Sometimes, when the ML practitioner has domain knowledge suggesting that one variable is related to the square, cube, or other power of another variable, it's useful to create a synthetic feature from one of the existing numerical features.

Consider the following spread of data points, where pink circles represent one class or category (for example, a species of tree) and green triangles another class (or species of tree):

Figure 17. y=x^2 spread of data points, with triangles below the
            curve and circles above the curve.
Figure 17. Two classes that can't be separated by a line.

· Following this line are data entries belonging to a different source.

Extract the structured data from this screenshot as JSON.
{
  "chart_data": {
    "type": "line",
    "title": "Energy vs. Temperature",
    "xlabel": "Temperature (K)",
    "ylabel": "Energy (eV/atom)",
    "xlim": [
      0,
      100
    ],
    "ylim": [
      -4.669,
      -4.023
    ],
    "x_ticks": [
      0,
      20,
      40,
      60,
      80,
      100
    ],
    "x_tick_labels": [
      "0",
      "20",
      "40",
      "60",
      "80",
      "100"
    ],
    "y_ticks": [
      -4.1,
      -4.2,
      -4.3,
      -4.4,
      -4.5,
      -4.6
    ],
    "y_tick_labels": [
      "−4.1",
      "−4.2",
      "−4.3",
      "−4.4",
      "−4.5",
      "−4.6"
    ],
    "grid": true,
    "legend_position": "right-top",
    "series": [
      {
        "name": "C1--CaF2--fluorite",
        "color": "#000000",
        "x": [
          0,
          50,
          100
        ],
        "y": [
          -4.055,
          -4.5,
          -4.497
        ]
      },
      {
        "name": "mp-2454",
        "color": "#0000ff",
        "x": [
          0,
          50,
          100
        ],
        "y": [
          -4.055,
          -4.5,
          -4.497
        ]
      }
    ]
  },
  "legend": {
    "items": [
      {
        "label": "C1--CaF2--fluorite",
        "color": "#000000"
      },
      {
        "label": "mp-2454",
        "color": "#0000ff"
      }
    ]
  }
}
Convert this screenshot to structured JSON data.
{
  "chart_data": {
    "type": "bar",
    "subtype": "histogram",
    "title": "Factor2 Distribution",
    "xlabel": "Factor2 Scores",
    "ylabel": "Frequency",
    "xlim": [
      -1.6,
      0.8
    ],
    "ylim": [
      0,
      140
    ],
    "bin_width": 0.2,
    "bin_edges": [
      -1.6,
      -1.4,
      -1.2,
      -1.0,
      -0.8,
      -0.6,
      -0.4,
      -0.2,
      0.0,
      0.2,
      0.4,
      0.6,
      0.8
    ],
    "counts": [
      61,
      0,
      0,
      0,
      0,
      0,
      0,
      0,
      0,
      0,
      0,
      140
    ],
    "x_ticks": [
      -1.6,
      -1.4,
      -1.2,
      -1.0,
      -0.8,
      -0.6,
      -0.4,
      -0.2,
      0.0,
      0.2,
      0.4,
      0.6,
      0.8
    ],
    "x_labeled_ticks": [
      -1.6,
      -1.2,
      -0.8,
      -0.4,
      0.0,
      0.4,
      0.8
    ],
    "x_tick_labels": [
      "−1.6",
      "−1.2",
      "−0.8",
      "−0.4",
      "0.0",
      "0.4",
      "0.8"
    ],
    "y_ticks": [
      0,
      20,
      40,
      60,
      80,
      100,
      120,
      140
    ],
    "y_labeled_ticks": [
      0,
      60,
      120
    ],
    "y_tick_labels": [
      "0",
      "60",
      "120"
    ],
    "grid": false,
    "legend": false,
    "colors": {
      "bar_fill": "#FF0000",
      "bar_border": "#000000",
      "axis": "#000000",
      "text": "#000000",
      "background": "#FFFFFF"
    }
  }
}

It's not possible to draw a straight line that cleanly separates the two classes, but it is possible to draw a curve that does so:

Figure 18. Same image as Figure 17, only this time with y=x^2
            overlaid to create a clear boundary between the triangles and
            circles.
Figure 18. Separating the classes with y = x2.

As discussed in the Linear regression module, a linear model with one feature, $x_1$, is described by the linear equation:

$$y = b + w_1x_1$$

Additional features are handled by the addition of terms \(w_2x_2\), \(w_3x_3\), etc.

Gradient descent finds the weight $w_1$ (or weights \(w_1\), \(w_2\), \(w_3\), in the case of additional features) that minimizes the loss of the model. But the data points shown cannot be separated by a line. What can be done?

It's possible to keep both the linear equation and allow nonlinearity by defining a new term, \(x_2\), that is simply \(x_1\) squared:

$$x_2 = x_1^2$$

This synthetic feature, called a polynomial transform, is treated like any other feature. The previous linear formula becomes:

$$y = b + w_1x_1 + w_2x_2$$

This can still be treated like a linear regression problem, and the weights determined through gradient descent, as usual, despite containing a hidden squared term, the polynomial transform. Without changing how the linear model trains, the addition of a polynomial transform allows the model to separate the data points using a curve of the form $y = b + w_1x + w_2x^2$.

Usually the numerical feature of interest is multiplied by itself, that is, raised to some power. Sometimes an ML practitioner can make an informed guess about the appropriate exponent. For example, many relationships in the physical world are related to squared terms, including acceleration due to gravity, the attenuation of light or sound over distance, and elastic potential energy.

A related concept in categorical data is the feature cross, which more frequently synthesizes two different features.